Nesta situação ele pode esperar o transplante em melhor condição de saúde. Isso é visto com bons olhos pelos médicos cirurgiões, pois o paciente vai para o transplante com todos os órgãos em melhor funcionamento facilitando o entra e pós-operatório. 

–  Quais as chances de sobrevida de um paciente em estado grave com o coração artificial?

O coração artificial mais moderno e mais utilizado no mundo todo, o HeartMate III, possui sete anos no mercado e a sobrevida é elevada, pois esse dispositivo reduziu de maneira significativa os eventos adversos. É importante o entendimento que a doença insuficiência cardíaca avançada possui uma alta mortalidade, cerca de 50% dos pacientes morrem no primeiro ano do diagnóstico.

Nos Estados Unidos, foi publicado em 2022 um artigo importante, chamado Momentum 3 que demonstrou em 69 centro de saúde americanos o implante em 289 pacientes com sobrevida de 58,4% em 5 anos sem qualquer evento adverso e uma boa qualidade de vida. Isso é um grande avanço para a cardiologia mundial.

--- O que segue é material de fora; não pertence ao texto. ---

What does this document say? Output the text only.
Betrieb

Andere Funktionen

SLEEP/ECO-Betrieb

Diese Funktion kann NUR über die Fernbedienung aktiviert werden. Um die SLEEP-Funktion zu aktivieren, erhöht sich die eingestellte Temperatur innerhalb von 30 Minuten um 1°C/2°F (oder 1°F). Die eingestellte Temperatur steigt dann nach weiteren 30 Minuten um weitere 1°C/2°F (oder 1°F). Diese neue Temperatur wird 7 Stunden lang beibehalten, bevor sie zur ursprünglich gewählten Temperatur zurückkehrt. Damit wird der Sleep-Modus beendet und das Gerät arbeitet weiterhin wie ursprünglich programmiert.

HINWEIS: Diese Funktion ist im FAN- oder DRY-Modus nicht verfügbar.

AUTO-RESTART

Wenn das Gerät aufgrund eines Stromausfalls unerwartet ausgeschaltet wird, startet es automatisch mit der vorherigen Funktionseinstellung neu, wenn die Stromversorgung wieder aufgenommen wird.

Como evolui a tecnologia dos corações artificiais

Corações artificiais existem há mais de 80 anos. O primeiro foi implantado em 1937 em um cão pelo médico Vladimir P. Demikhov. Mas apenas em em 1980 foi liberado implementar coração artificial em humanos, devido à importância vital do coração para todo o organismo e as inúmeras complicações que poderiam surgir a longo prazo. Até hoje eles são dispositivos que servem principalmente como uma solução temporária para quem está na fila de um transplante de coração.

Em 2021, uma startup francesa chamada Carmat anunciou a criação do “coração artificial mais avançado do mundo” e anunciou os planos para começar a vender o dispositivo na Europa, onde apenas a empresa SynCardia tinha aprovação de órgãos regulatórios para um dispositivo como este. Ele pesa 900 gramas (três vezes mais do que um coração humano) e é alimentado por baterias de íon de lítio para fornecer quatro horas de mobilidade. Segundo a Smithsonian Magazine, a ideia é que o coração da Carmat funcione por até cinco anos, permitindo que a pessoa viva uma vida normal.

Desenvolvido pela Carmat ao longo de 28 anos, o dispositivo é totalmente implantável e pode ser usado em casos de insuficiência cardíaca terminal. Ele tem sensores incorporados e sistema hidráulico para imitar o fluxo sanguíneo, assim como tecidos animais quimicamente tratados para reduzir a probabilidade de formação de coágulos. Ao contrário de outros corações artificiais, ele consegue ajustar o fluxo sanguíneo em tempo real dependendo da demanda (acelerando em um exercício, por exemplo).

Na Europa Ocidental, há ao menos 2 mil pacientes com insuficiência cardíaca biventricular nas filas de um transplante. No final de 2020, a empresa conseguiu a aprovação do comitê regulatório europeu, que veio com um selo CE Mark. É o equivalente, no Brasil, a conseguir uma aprovação da Anvisa — requisito necessário antes de a tecnologia médica experimental poder ser mais amplamente usada ou vendida para consumidores. Após a aprovação, as ações da empresa saltaram 34%, fazendo com que ela fosse avaliada em US$ 496 milhões. Ela ainda precisa passar pelo processo de aprovação de outros países, como a FDA nos Estados Unidos ou a Anvisa no Brasil.